The most space they left actually came when they played together, which constituted an oddly small proportion of the three-hour show. Here were two of the most accomplished acoustic guitarists alive, with distinctive but eminently compatible approaches, and they only played four songs together. Among these was an exquisitely nostalgic Tennessee Waltz, where some molecules got to dance around the notes rather than being elbowed out of the way.

They also delighted with Springsteen’s I’m on Fire, although Emmanuel’s singing missed the song’s emotive bite. They concluded the duetting with a machinegun-velocity, bluegrass-tinged rendition of Hendrix’s Hey Joe, to which Douglas contributed gruff vocals and blistering Dobro.

His opening solo set ran the gamut of Americana, from the bluegrass of Josh Graves to the blues of Lead Belly (On a Monday, which he sang), via his originals and even Irish traditional music.
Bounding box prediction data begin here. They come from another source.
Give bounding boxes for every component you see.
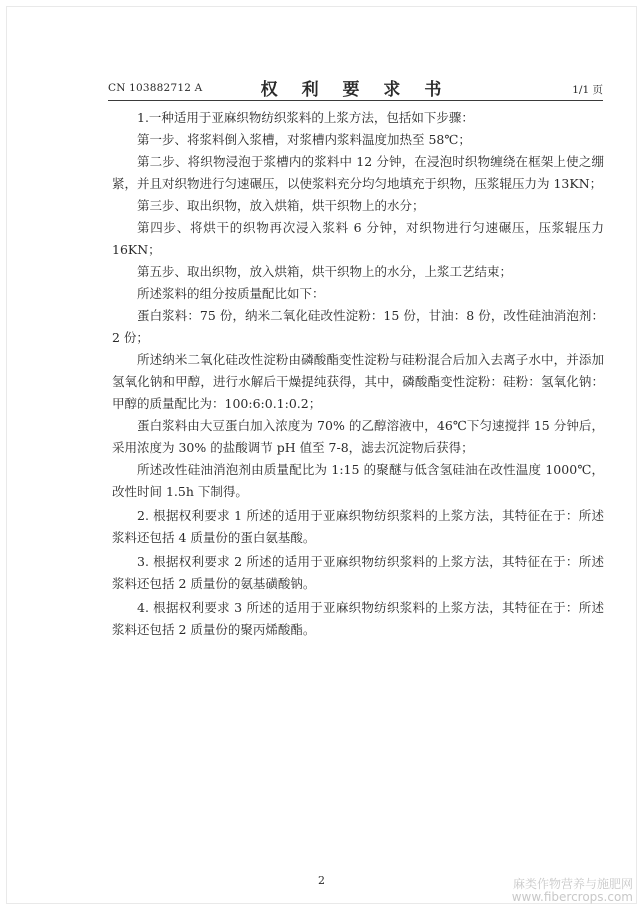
watermark-site-name: 麻类作物营养与施肥网 xyxy=(512,877,633,891)
page-count: 1/1 页 xyxy=(572,84,603,96)
patent-number: CN 103882712 A xyxy=(108,82,203,94)
claim-4: 4. 根据权利要求 3 所述的适用于亚麻织物纺织浆料的上浆方法，其特征在于：所述浆料还包括 2 质量份的聚丙烯酸酯。 xyxy=(112,600,604,637)
modified-starch-description: 所述纳米二氧化硅改性淀粉由磷酸酯变性淀粉与硅粉混合后加入去离子水中，并添加氢氧化钠和甲醇，进行水解后干燥提纯获得，其中，磷酸酯变性淀粉：硅粉：氢氧化钠：甲醇的质量配比为：100:6:0.1:0.2； xyxy=(112,352,604,411)
protein-size-description: 蛋白浆料由大豆蛋白加入浓度为 70% 的乙醇溶液中，46℃下匀速搅拌 15 分钟后，采用浓度为 30% 的盐酸调节 pH 值至 7-8，滤去沉淀物后获得； xyxy=(112,418,604,455)
step-2: 第二步、将织物浸泡于浆槽内的浆料中 12 分钟，在浸泡时织物缠绕在框架上使之绷紧，并且对织物进行匀速碾压，以使浆料充分均匀地填充于织物，压浆辊压力为 13KN； xyxy=(112,154,604,191)
document-title: 权 利 要 求 书 xyxy=(260,80,451,100)
claim-1-intro: 1.一种适用于亚麻织物纺织浆料的上浆方法，包括如下步骤： xyxy=(137,110,474,125)
header-divider xyxy=(108,100,603,101)
step-3: 第三步、取出织物，放入烘箱，烘干织物上的水分； xyxy=(137,198,425,213)
claim-2: 2. 根据权利要求 1 所述的适用于亚麻织物纺织浆料的上浆方法，其特征在于：所述浆料还包括 4 质量份的蛋白氨基酸。 xyxy=(112,508,604,545)
claim-3: 3. 根据权利要求 2 所述的适用于亚麻织物纺织浆料的上浆方法，其特征在于：所述浆料还包括 2 质量份的氨基磺酸钠。 xyxy=(112,554,604,591)
page-number: 2 xyxy=(318,874,325,887)
claims-body xyxy=(112,107,604,641)
composition-intro: 所述浆料的组分按质量配比如下： xyxy=(137,286,325,301)
defoamer-description: 所述改性硅油消泡剂由质量配比为 1:15 的聚醚与低含氢硅油在改性温度 1000℃，改性时间 1.5h 下制得。 xyxy=(112,462,604,499)
step-1: 第一步、将浆料倒入浆槽，对浆槽内浆料温度加热至 58℃； xyxy=(137,132,471,147)
site-watermark xyxy=(512,878,633,904)
watermark-url: www.fibercrops.com xyxy=(511,890,633,904)
composition-ratios: 蛋白浆料：75 份，纳米二氧化硅改性淀粉：15 份，甘油：8 份，改性硅油消泡剂：2 份； xyxy=(112,308,604,345)
document-header xyxy=(108,75,603,99)
step-4: 第四步、将烘干的织物再次浸入浆料 6 分钟，对织物进行匀速碾压，压浆辊压力 16KN； xyxy=(112,220,604,257)
step-5: 第五步、取出织物，放入烘箱，烘干织物上的水分，上浆工艺结束； xyxy=(137,264,513,279)
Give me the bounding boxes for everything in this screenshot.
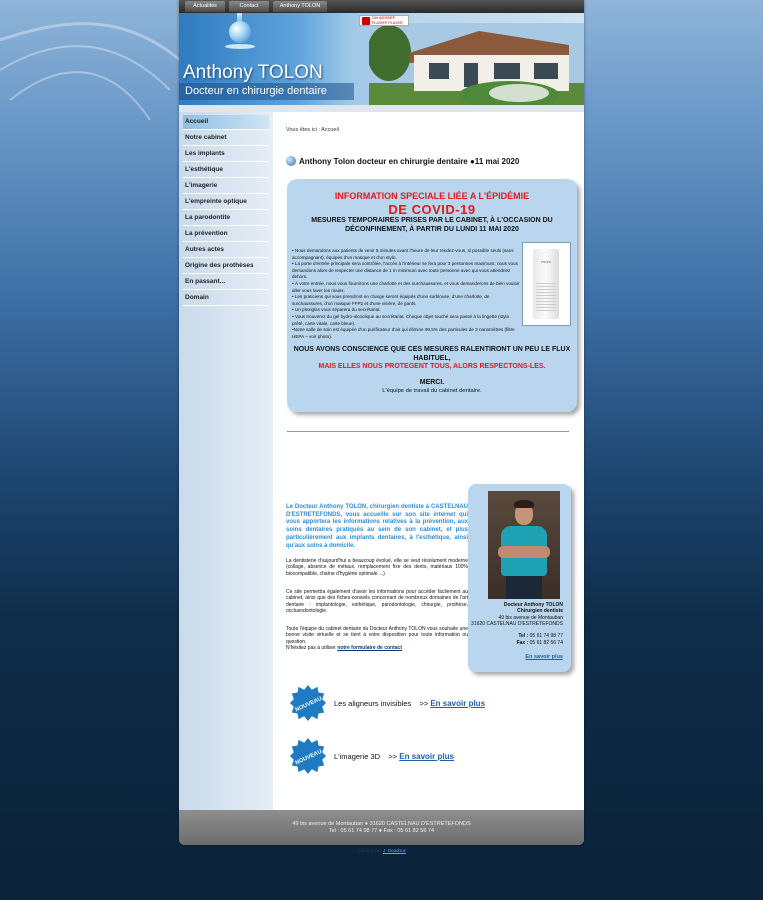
contact-form-link[interactable]: notre formulaire de contact bbox=[337, 645, 402, 652]
doctor-more-link[interactable]: En savoir plus bbox=[525, 654, 563, 660]
list-item: • Vous trouverez du gel hydro-alcoolique au secrétariat. Chaque objet touché sera passé à la lingette (stylo prêté, carte vitale, carte bleue). bbox=[292, 313, 510, 326]
sidebar-item-implants[interactable]: Les implants bbox=[183, 147, 269, 162]
sidebar-item-notre-cabinet[interactable]: Notre cabinet bbox=[183, 131, 269, 146]
doctor-name: Docteur Anthony TOLON bbox=[503, 602, 563, 608]
doctor-photo bbox=[488, 491, 560, 599]
paragraph-team: Toute l'équipe du cabinet dentaire du Docteur Anthony TOLON vous souhaite une bonne visite virtuelle et se tient à votre disposition pour toute information ou question. N'hésitez pas à utiliser notre formulaire de contact bbox=[286, 626, 468, 652]
doctor-fax: Fax : 05 61 82 56 74 bbox=[516, 640, 563, 646]
badge-text: NOUVEAU bbox=[294, 695, 323, 714]
covid-closing-red: MAIS ELLES NOUS PROTEGENT TOUS, ALORS RESPECTONS-LES. bbox=[318, 363, 546, 370]
bullet-globe-icon bbox=[286, 156, 296, 166]
main-content bbox=[273, 112, 584, 810]
covid-title: INFORMATION SPECIALE LIÉE A L'ÉPIDÉMIE bbox=[334, 191, 530, 201]
footer-phone: Tel : 05 61 74 98 77 ● Fax : 05 61 82 56 74 bbox=[328, 828, 435, 834]
list-item: • À votre entrée, nous vous fournirons une charlotte et des surchaussures, et vous demanderons de bien vouloir aller vous laver les mains. bbox=[292, 280, 520, 293]
tab-contact[interactable]: Contact bbox=[229, 1, 269, 12]
page-title: Anthony Tolon docteur en chirurgie dentaire ●11 mai 2020 bbox=[286, 156, 519, 166]
covid-subtitle: MESURES TEMPORAIRES PRISES PAR LE CABINET, À L'OCCASION DU DÉCONFINEMENT, À PARTIR DU LUNDI 11 MAI 2020 bbox=[311, 217, 553, 233]
doctor-card bbox=[468, 484, 571, 672]
list-item: •Notre salle de soin est équipée d'un purificateur d'air qui élimine 99,5% des particules de 3 nanomètres (filtre HEPA – voir photo). bbox=[292, 327, 515, 339]
covid-info-box bbox=[287, 179, 577, 412]
breadcrumb: Vous êtes ici : Accueil bbox=[286, 127, 339, 133]
paragraph-modern: La dentisterie d'aujourd'hui a beaucoup évolué, elle se veut résolument moderne (collage, absence de métaux, remplacement fixe des dents, matériaux 100% biocompatible, chaîne d'hygiène optimale ...) bbox=[286, 558, 468, 577]
nouveau-badge-icon bbox=[289, 684, 327, 722]
covid-closing: NOUS AVONS CONSCIENCE QUE CES MESURES RALENTIRONT UN PEU LE FLUX HABITUEL, bbox=[293, 346, 571, 362]
sidebar-item-accueil[interactable]: Accueil bbox=[183, 115, 269, 130]
sidebar-item-autres-actes[interactable]: Autres actes bbox=[183, 243, 269, 258]
sidebar-item-parodontite[interactable]: La parodontite bbox=[183, 211, 269, 226]
water-splash bbox=[225, 44, 255, 49]
sidebar-item-empreinte-optique[interactable]: L'empreinte optique bbox=[183, 195, 269, 210]
air-purifier-photo: PHILIPS bbox=[522, 242, 571, 326]
list-item: • La porte d'entrée principale sera contrôlée, l'accès à l'intérieur se fera pour 3 personnes maximum; nous vous demandons alors de respecter une distance de 1 m minimum avec toute personne avec qui vous attendriez dehors. bbox=[292, 261, 518, 280]
doctor-tel: Tel : 05 61 74 98 77 bbox=[518, 633, 563, 639]
covid-merci: MERCI. bbox=[419, 379, 445, 386]
sidebar-item-origine-protheses[interactable]: Origine des prothèses bbox=[183, 259, 269, 274]
divider bbox=[287, 431, 569, 432]
doctor-address-2: 31620 CASTELNAU D'ESTRETEFONDS bbox=[471, 621, 563, 627]
list-item: • Nous demandons aux patients de venir 5 minutes avant l'heure de leur rendez-vous, si possible seuls (sans accompagnant), équipés d'un masque et d'un stylo. bbox=[292, 248, 514, 260]
badge-text: NOUVEAU bbox=[294, 748, 323, 767]
sidebar bbox=[179, 112, 273, 810]
flash-player-badge[interactable]: Get ADOBE® FLASH® PLAYER bbox=[359, 15, 409, 26]
promo-aligneurs-link[interactable]: En savoir plus bbox=[430, 699, 486, 708]
sidebar-item-en-passant[interactable]: En passant... bbox=[183, 275, 269, 290]
credit-link[interactable]: J. Doudoux bbox=[383, 848, 406, 853]
footer bbox=[179, 810, 584, 845]
top-nav bbox=[179, 0, 584, 13]
site-title: Anthony TOLON bbox=[183, 62, 323, 83]
tab-actualites[interactable]: Actualités bbox=[185, 1, 225, 12]
sidebar-item-imagerie[interactable]: L'imagerie bbox=[183, 179, 269, 194]
tab-anthony-tolon[interactable]: Anthony TOLON bbox=[273, 1, 327, 12]
footer-address: 49 bis avenue de Montauban ● 31620 CASTELNAU D'ESTRETEFONDS bbox=[292, 821, 471, 827]
site-subtitle: Docteur en chirurgie dentaire bbox=[179, 83, 354, 100]
covid-measures-list bbox=[292, 248, 520, 340]
doctor-role: Chirurgien dentiste bbox=[517, 608, 563, 614]
sidebar-item-domain[interactable]: Domain bbox=[183, 291, 269, 306]
credit: Création par J. Doudoux bbox=[357, 848, 406, 853]
list-item: • Un plexiglas vous séparera du secrétariat. bbox=[292, 307, 381, 313]
background-swirl bbox=[0, 0, 180, 160]
water-drop-ball bbox=[229, 21, 251, 43]
clinic-house-image bbox=[369, 23, 584, 105]
covid-title-large: DE COVID-19 bbox=[388, 202, 476, 217]
sidebar-item-prevention[interactable]: La prévention bbox=[183, 227, 269, 242]
list-item: • Les praticiens qui vous prendront en charge seront équipés d'une surblouse, d'une charlotte, de surchaussures, d'un masque FFP2 et d'une visière, de gants. bbox=[292, 294, 490, 306]
page-container bbox=[179, 0, 584, 845]
sidebar-item-esthetique[interactable]: L'esthétique bbox=[183, 163, 269, 178]
covid-signature: L'équipe de travail du cabinet dentaire. bbox=[382, 388, 482, 394]
nouveau-badge-icon bbox=[289, 737, 327, 775]
promo-imagerie-3d: L'imagerie 3D >> En savoir plus bbox=[334, 752, 454, 761]
promo-aligneurs: Les aligneurs invisibles >> En savoir plus bbox=[334, 699, 486, 708]
doctor-address-1: 49 bis avenue de Montauban bbox=[498, 615, 563, 621]
promo-imagerie-link[interactable]: En savoir plus bbox=[399, 752, 454, 761]
intro-text: Le Docteur Anthony TOLON, chirurgien dentiste à CASTELNAU D'ESTRETEFONDS, vous accueille sur son site internet qui vous apportera les informations relatives à la prévention, aux soins dentaires pratiqués au sein de son cabinet, et plus particulièrement aux implants dentaires, à l'esthétique, ainsi qu'aux soins à domicile. bbox=[286, 504, 468, 549]
flash-icon bbox=[362, 17, 370, 25]
header-banner bbox=[179, 13, 584, 105]
paragraph-info: Ce site permettra également d'avoir les informations pour accéder facilement au cabinet, ainsi que des fiches-conseils concernant de nombreux domaines de l'art dentaire : implantologie, esthétique, parodontologie, chirurgie, prothèse, occlusodontologie. bbox=[286, 589, 468, 615]
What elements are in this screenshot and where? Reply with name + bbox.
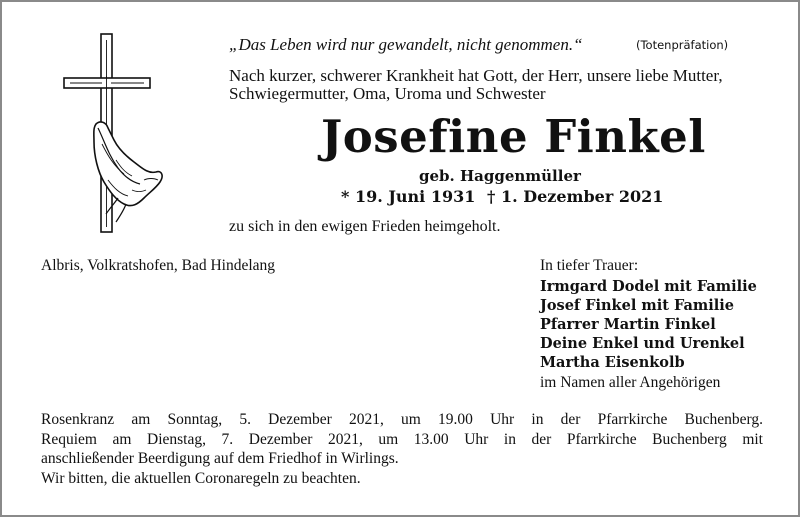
mourner-name: Josef Finkel mit Familie	[540, 297, 734, 314]
service-line-notice: Wir bitten, die aktuellen Coronaregeln zu beachten.	[41, 469, 361, 487]
service-line-requiem: Requiem am Dienstag, 7. Dezember 2021, um 13.00 Uhr in der Pfarrkirche Buchenberg mit	[41, 430, 763, 448]
places: Albris, Volkratshofen, Bad Hindelang	[41, 257, 276, 274]
mourning-footer: im Namen aller Angehörigen	[540, 374, 721, 391]
mourner-name: Deine Enkel und Urenkel	[540, 335, 745, 352]
mourner-name: Martha Eisenkolb	[540, 354, 685, 371]
motto-quote: „Das Leben wird nur gewandelt, nicht genommen.“	[229, 35, 583, 54]
service-line-rosary: Rosenkranz am Sonntag, 5. Dezember 2021, um 19.00 Uhr in der Pfarrkirche Buchenberg.	[41, 411, 763, 428]
intro-line-1: Nach kurzer, schwerer Krankheit hat Gott, der Herr, unsere liebe Mutter,	[229, 66, 723, 85]
deceased-name: Josefine Finkel	[321, 110, 706, 163]
service-details	[41, 410, 763, 488]
motto-source: (Totenpräfation)	[636, 38, 729, 52]
intro-line-2: Schwiegermutter, Oma, Uroma und Schwester	[229, 84, 546, 103]
mourning-heading: In tiefer Trauer:	[540, 257, 639, 274]
maiden-name: geb. Haggenmüller	[419, 167, 581, 185]
cross-with-praying-hands-icon	[58, 32, 178, 237]
service-line-burial: anschließender Beerdigung auf dem Friedhof in Wirlings.	[41, 450, 399, 467]
mourners-list	[540, 277, 757, 372]
birth-date: * 19. Juni 1931	[341, 187, 476, 206]
mourner-name: Irmgard Dodel mit Familie	[540, 278, 757, 295]
mourner-name: Pfarrer Martin Finkel	[540, 316, 716, 333]
death-date: † 1. Dezember 2021	[487, 187, 664, 206]
peace-line: zu sich in den ewigen Frieden heimgeholt.	[229, 218, 501, 235]
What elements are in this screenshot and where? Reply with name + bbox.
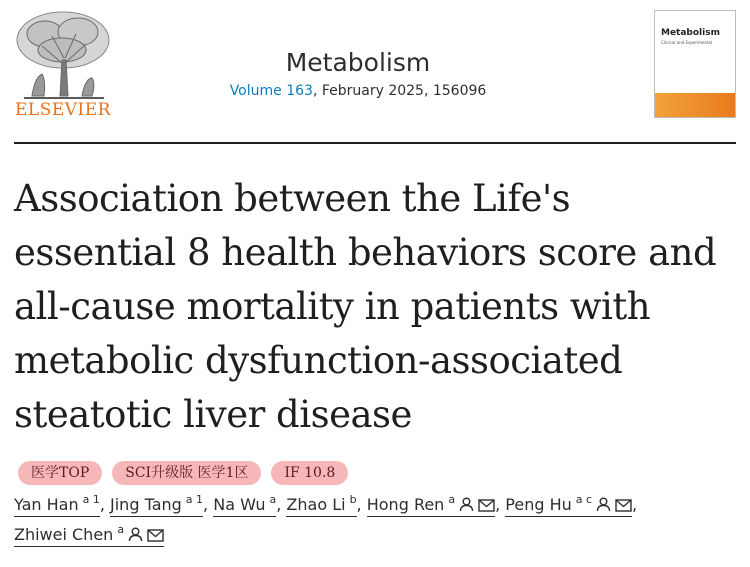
journal-name-link[interactable]: Metabolism (285, 48, 431, 77)
volume-link[interactable]: Volume 163 (229, 83, 313, 99)
person-icon (596, 497, 611, 512)
author-name: Peng Hu (505, 495, 572, 514)
author-link-corresponding[interactable] (14, 524, 164, 547)
author-link[interactable] (213, 494, 276, 517)
author-name: Zhao Li (286, 495, 346, 514)
badge-sci-upgrade[interactable]: SCI升级版 医学1区 (112, 461, 261, 485)
author-link[interactable] (286, 494, 356, 517)
badge-medicine-top[interactable]: 医学TOP (18, 461, 102, 485)
author-link[interactable] (14, 494, 100, 517)
author-name: Hong Ren (366, 495, 445, 514)
cover-title: Metabolism (661, 28, 720, 38)
header-divider (14, 142, 736, 144)
envelope-icon (478, 499, 495, 512)
author-name: Jing Tang (110, 495, 182, 514)
author-name: Na Wu (213, 495, 266, 514)
author-affiliation: a 1 (82, 493, 100, 506)
author-link-corresponding[interactable] (367, 494, 495, 517)
person-icon (459, 497, 474, 512)
author-link[interactable] (110, 494, 203, 517)
journal-issue-info (200, 83, 516, 99)
metric-badges (18, 461, 348, 485)
elsevier-logo[interactable] (12, 8, 114, 124)
author-separator: , (276, 495, 282, 514)
author-affiliation: a 1 (185, 493, 204, 506)
issue-details: , February 2025, 156096 (312, 83, 487, 99)
cover-subtitle: Clinical and Experimental (661, 40, 713, 45)
author-separator: , (632, 495, 638, 514)
cover-color-band (655, 93, 735, 117)
author-affiliation: a (448, 493, 456, 506)
elsevier-tree-icon (12, 8, 114, 100)
envelope-icon (147, 529, 164, 542)
elsevier-wordmark: ELSEVIER (15, 100, 111, 120)
author-list (14, 490, 734, 550)
author-affiliation: b (349, 493, 357, 506)
journal-cover-thumbnail[interactable] (654, 10, 736, 118)
author-affiliation: a c (575, 493, 593, 506)
journal-header (200, 46, 516, 99)
author-separator: , (495, 495, 501, 514)
envelope-icon (615, 499, 632, 512)
author-name: Yan Han (14, 495, 79, 514)
person-icon (128, 527, 143, 542)
badge-impact-factor[interactable]: IF 10.8 (271, 461, 348, 485)
author-separator: , (203, 495, 209, 514)
author-separator: , (356, 495, 362, 514)
author-affiliation: a (269, 493, 277, 506)
author-affiliation: a (117, 523, 125, 536)
author-separator: , (99, 495, 105, 514)
author-link-corresponding[interactable] (505, 494, 632, 517)
article-title: Association between the Life's essential 8 health behaviors score and all-cause mortality in patients with metabolic dysfunction-associated steatotic liver disease (14, 177, 717, 436)
author-name: Zhiwei Chen (14, 525, 114, 544)
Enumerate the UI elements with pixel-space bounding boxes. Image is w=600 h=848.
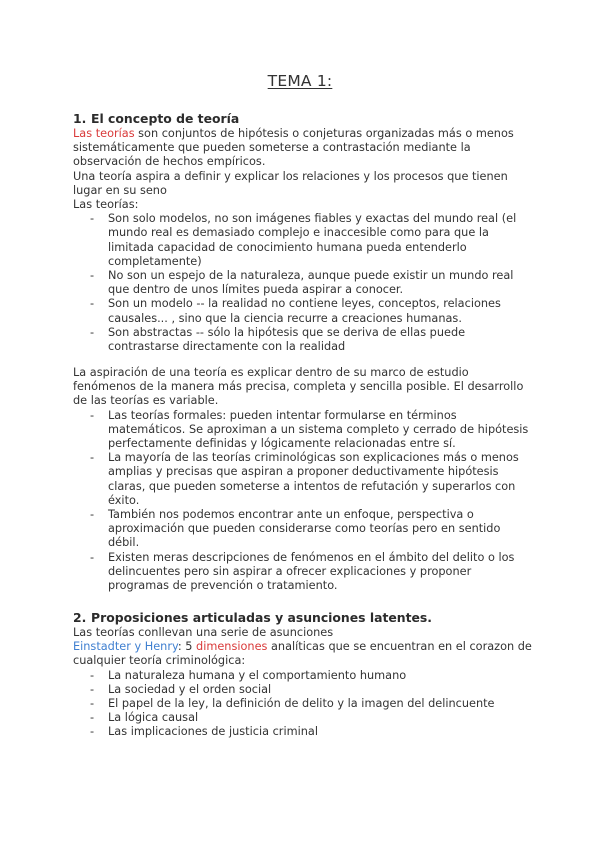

Consistently striking was the voice-like quality of his playing, in terms of phrasing, dynamics and fluctuating timbre.

Emmanuel’s overlong solo set showed that while he has not fully shaken off the look-what-I-can-do mentality, he has become more of a genuine story-teller on the instrument. His off-the-dial facility was brilliantly exploited on McCartney’s Michelle, with magical kora-like or harp-like rippling harmonics.

Too often, however, his intent was to impress rather than touch, or at least communicate more than the buzz of playing the bejesus out of a guitar. The reverb-drenched sound (and heavy-metal lighting) became melodramatic, heightening music that often longed to be more intimate, such as his finest originals: Sail On (for his late brother) and The Duke (for John Wayne).